Political analyst Khoo Kay Peng:
The government has not diverted its usual strategy. Budget 2013 is a lot similar to Budget 2012. This is not the way forward, knowing Malaysia is facing a middle income trap.
The operating budget is suppressing and development budget has not increased. In addition, it focuses on hand outs and subsidies. We need to move away from that.
The budget only addresses plantation and oil and gas industries and not the manufacturing and services industry.

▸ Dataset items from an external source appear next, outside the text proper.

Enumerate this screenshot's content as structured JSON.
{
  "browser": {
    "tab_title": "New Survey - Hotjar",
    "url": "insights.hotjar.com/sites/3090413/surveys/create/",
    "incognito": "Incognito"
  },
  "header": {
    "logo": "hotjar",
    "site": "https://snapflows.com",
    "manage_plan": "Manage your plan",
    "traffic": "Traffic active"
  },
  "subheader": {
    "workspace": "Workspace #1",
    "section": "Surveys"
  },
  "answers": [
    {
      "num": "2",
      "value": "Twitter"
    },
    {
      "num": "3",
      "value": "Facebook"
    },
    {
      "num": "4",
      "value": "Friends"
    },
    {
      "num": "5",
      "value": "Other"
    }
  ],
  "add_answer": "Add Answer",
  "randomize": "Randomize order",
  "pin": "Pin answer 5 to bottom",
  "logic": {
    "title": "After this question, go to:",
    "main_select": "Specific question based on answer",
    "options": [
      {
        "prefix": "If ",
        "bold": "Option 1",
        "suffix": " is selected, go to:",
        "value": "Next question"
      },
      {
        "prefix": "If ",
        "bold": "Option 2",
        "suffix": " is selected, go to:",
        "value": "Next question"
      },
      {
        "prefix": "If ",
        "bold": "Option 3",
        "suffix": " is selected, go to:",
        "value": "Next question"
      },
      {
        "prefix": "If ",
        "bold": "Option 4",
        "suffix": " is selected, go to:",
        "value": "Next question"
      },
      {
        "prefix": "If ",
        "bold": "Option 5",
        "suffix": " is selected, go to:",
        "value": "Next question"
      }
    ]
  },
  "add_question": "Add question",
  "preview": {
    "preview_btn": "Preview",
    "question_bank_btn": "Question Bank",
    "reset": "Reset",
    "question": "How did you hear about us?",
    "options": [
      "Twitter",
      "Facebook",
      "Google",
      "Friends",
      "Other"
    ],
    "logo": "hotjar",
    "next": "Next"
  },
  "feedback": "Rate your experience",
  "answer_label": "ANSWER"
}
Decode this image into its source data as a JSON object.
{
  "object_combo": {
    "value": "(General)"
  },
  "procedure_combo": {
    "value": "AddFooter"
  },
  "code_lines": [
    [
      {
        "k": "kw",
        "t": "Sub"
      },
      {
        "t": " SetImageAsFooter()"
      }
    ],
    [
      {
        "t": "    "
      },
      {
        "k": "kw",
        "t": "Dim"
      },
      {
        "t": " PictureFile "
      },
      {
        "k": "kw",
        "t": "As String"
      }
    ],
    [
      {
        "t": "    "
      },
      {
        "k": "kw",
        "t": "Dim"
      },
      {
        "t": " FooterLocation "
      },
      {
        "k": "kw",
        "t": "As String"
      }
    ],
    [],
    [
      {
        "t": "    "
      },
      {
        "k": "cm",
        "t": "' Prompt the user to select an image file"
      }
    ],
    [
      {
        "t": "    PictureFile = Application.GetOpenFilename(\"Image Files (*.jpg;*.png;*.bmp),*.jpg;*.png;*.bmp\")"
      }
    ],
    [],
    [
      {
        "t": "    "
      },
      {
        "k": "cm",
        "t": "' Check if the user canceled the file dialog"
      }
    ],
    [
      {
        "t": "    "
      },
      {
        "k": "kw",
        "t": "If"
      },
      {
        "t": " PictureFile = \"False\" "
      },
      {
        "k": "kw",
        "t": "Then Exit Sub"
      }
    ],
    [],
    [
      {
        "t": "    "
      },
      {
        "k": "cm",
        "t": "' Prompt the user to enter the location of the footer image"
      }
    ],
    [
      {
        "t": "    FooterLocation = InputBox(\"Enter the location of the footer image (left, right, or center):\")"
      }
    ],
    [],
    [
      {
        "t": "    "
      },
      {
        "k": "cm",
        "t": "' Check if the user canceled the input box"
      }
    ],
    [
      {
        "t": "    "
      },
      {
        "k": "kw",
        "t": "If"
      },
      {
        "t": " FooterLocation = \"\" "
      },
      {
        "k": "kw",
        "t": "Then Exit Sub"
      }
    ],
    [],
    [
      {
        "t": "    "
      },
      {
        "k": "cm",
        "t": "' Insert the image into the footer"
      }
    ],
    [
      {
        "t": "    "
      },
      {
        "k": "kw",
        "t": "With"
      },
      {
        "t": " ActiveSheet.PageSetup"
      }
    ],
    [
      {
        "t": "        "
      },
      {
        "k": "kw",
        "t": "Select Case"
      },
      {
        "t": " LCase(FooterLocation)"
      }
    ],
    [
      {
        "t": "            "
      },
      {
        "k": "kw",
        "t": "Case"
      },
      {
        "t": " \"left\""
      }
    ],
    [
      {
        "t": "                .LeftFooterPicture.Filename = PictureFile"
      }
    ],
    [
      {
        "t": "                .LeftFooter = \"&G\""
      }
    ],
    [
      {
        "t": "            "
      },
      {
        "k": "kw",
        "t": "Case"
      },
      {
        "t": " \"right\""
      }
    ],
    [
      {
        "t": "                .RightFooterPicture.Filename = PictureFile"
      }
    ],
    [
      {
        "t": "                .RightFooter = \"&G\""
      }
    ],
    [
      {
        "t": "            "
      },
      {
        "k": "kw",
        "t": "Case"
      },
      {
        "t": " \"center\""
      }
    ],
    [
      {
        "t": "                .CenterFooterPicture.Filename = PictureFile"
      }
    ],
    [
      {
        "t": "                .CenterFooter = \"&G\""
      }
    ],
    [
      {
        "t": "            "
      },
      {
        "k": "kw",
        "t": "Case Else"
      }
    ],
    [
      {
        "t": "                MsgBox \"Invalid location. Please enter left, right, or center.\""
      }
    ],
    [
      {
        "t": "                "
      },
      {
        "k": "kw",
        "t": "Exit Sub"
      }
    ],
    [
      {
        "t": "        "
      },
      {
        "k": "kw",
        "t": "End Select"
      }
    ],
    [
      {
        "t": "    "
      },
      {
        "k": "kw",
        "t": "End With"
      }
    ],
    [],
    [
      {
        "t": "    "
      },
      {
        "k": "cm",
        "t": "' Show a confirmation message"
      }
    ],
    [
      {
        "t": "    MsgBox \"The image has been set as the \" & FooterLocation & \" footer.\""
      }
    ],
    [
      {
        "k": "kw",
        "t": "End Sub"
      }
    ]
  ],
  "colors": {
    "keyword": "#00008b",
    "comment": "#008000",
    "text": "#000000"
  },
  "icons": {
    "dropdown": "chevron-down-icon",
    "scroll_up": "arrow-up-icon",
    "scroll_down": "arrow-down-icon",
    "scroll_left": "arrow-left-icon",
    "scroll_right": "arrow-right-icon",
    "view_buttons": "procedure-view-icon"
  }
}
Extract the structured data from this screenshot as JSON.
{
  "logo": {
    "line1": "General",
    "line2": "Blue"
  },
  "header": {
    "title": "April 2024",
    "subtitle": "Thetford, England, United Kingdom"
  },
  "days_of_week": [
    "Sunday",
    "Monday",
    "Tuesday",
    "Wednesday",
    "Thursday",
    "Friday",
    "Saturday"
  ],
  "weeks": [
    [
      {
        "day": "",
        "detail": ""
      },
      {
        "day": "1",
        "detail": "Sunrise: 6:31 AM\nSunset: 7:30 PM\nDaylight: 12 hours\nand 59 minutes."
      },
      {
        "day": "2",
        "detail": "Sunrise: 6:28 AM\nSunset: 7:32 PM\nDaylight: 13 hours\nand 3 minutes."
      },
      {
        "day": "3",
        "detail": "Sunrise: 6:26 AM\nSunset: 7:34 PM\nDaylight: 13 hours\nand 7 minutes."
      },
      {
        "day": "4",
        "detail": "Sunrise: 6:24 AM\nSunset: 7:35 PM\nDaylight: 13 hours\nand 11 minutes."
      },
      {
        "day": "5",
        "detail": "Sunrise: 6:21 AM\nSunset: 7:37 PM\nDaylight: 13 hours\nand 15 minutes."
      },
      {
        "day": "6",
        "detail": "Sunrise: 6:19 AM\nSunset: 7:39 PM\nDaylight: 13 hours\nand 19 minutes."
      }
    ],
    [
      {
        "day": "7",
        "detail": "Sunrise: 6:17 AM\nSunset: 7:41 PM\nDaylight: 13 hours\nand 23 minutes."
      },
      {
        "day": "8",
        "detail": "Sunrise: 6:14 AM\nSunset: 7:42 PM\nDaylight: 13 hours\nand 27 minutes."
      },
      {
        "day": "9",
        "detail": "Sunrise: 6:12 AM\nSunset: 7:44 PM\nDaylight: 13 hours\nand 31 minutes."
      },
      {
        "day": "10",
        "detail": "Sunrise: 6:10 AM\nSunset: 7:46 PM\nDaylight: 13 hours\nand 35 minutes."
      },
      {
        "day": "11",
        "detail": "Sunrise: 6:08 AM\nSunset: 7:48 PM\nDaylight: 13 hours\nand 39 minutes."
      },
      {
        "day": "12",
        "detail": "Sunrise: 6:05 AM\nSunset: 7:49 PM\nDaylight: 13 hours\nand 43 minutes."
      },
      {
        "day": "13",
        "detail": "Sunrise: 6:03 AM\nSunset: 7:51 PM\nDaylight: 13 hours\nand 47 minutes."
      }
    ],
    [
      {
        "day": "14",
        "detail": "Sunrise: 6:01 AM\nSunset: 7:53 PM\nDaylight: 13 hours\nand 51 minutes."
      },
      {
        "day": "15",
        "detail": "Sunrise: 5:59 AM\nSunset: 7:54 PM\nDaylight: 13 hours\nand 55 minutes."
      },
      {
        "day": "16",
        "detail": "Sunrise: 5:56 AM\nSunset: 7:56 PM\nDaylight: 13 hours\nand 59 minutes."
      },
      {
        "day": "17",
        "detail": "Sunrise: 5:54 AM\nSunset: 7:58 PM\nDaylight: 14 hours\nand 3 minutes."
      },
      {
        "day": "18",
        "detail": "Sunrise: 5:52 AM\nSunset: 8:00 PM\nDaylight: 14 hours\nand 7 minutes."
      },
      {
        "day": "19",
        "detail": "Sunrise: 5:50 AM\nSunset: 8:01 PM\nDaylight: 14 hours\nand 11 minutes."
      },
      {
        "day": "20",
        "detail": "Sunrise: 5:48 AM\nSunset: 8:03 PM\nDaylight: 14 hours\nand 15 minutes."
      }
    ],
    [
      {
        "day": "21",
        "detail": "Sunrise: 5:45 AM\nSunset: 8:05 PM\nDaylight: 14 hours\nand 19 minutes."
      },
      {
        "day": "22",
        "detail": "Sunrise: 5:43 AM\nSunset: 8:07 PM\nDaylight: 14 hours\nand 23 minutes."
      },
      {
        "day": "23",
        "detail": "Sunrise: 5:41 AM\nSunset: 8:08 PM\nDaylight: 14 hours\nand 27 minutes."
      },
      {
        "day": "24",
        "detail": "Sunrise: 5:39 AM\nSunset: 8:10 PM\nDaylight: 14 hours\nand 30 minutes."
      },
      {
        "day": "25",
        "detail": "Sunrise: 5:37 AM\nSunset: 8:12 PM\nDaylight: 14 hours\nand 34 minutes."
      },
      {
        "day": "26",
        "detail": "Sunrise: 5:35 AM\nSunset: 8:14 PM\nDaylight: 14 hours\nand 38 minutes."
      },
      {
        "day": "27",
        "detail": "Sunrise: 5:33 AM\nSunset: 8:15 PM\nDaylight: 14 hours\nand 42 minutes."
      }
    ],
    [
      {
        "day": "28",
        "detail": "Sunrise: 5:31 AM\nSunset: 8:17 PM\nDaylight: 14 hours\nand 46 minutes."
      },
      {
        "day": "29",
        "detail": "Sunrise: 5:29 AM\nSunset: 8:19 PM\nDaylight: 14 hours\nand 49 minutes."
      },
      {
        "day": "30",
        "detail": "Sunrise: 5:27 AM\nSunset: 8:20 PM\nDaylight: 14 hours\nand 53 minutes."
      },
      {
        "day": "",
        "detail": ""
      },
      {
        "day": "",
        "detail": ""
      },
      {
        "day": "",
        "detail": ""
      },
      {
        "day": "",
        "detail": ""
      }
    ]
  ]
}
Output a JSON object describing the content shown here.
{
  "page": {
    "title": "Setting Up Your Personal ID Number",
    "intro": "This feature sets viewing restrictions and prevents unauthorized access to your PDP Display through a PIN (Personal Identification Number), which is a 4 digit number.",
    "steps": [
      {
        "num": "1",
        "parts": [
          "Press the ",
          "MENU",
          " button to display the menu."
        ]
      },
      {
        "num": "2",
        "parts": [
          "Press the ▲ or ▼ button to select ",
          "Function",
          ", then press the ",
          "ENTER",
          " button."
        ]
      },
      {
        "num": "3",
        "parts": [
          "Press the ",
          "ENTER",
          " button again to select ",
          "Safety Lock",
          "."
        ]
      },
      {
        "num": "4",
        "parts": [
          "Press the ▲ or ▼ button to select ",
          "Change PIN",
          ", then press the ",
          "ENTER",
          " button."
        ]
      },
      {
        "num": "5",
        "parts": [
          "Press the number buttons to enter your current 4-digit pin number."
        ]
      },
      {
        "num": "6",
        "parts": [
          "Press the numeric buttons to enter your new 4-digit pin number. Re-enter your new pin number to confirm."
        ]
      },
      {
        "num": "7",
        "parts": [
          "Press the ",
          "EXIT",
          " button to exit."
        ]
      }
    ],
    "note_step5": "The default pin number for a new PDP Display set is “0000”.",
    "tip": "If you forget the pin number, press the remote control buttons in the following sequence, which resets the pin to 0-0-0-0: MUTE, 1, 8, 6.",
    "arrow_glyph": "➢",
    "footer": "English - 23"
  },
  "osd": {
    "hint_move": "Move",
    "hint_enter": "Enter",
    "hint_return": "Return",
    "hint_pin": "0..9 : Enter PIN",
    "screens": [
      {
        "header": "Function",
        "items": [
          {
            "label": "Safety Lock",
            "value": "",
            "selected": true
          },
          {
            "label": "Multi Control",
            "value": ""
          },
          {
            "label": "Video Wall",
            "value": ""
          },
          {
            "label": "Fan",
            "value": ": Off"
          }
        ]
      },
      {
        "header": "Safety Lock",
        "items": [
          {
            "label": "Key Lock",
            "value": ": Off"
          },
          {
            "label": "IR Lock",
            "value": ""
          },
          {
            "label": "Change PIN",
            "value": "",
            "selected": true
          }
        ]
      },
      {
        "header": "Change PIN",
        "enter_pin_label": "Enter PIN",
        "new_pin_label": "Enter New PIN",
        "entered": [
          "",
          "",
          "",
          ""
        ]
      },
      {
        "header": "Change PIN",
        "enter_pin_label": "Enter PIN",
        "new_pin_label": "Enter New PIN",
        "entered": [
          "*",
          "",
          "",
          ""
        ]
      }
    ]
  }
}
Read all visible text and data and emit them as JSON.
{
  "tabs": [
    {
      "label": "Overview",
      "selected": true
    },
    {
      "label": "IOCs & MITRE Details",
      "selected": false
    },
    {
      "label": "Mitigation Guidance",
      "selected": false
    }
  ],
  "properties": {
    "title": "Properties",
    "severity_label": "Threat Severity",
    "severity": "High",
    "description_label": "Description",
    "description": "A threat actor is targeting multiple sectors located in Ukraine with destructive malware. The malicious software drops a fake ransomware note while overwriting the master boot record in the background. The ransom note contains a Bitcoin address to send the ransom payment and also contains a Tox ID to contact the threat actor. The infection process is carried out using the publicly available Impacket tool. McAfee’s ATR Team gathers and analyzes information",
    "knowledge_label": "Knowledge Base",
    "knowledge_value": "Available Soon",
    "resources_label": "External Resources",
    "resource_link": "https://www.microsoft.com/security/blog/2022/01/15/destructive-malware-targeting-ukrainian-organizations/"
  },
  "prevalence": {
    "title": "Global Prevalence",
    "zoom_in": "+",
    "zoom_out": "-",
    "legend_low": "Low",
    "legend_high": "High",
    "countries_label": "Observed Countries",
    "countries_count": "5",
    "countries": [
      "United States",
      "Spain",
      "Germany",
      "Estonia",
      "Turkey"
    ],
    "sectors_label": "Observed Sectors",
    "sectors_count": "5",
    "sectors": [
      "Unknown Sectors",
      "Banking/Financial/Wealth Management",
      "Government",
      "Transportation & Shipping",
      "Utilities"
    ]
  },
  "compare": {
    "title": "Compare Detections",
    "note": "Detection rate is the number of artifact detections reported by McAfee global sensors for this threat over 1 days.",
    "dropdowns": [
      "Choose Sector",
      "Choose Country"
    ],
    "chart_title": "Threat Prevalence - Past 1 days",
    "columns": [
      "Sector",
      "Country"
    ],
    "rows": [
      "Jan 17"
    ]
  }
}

As for the Tun Razak Exchange project, it will only attract local players to take advantage of the tax benefits. The budget does nothing to impress foreign investors.
Political analyst Lim Teck Ghee:
This is an election budget and is fiscally irresponsible, The government is continuing with a system of unjustified handouts aimed at buying votes of younger voters. This cannot be sustained.
Government expenditure needs to be reduced and all ministries should have a budget cut in operational and development cost. The growing deficit expenditure has not been cut back. It has ballooned over the years and we need to rationalise our tax structure. It needs to be more progressive.
Upper income earners need to pay more. They are getting away with more disposable income.
Malaysian Medical Association (MMA) president Dr R S Manalan:
I am disappointed that there is no allocation for a partnership between the government and the general practitioners. I don’t understand why people in the age group of 25-40 are left out for mammogram tests. Even the amount announced is not sufficient.
I am also disappointed that there was no mention on sin tax. The funds could be channelled to the Health Ministry.
National Union for Teaching Profession (NUTP) secretary general Loke Yim Pheng:
Najib made a right move. Budget 2013 would ensure no children are left behind by allowing better access to pre-schools. The formation of the Education Development Unit (EDU) is also welcomed as it would allow us to monitor what goes wrong and what goes right.
RAM Holdings economist Yeah Kim Leng:
The various goodies promised by Najib in Budget 2013 are within expectation, and meant to widen the beneficiary groups. It is commendable that the government is trying to cut the fiscal deficit from 4.5 % to 4.0%, although we would like to see a drastic reduction.
More importantly, middle and long term measures must be taken to achieve a balanced budget. But I understand that it is unlikely for the government to cut massive spending until the conclusion of the general election.
Institute for Democracy and Economic Affairs chief executive Wan Saiful Wan Jan:
The PM is trying to improve his standing with the middle income group as evident with the RM250 handouts offered to single people and income tax reduction. They know their biggest challenge for the election is the middle income group, so this is exactly where they are trying to target.
However, it is also an unhealthy continuation of the subsidy mentality and does not fit with the New Economic Model espounded by Najib himself. If he is serious about liberalising the economy, subsidy should be reduced.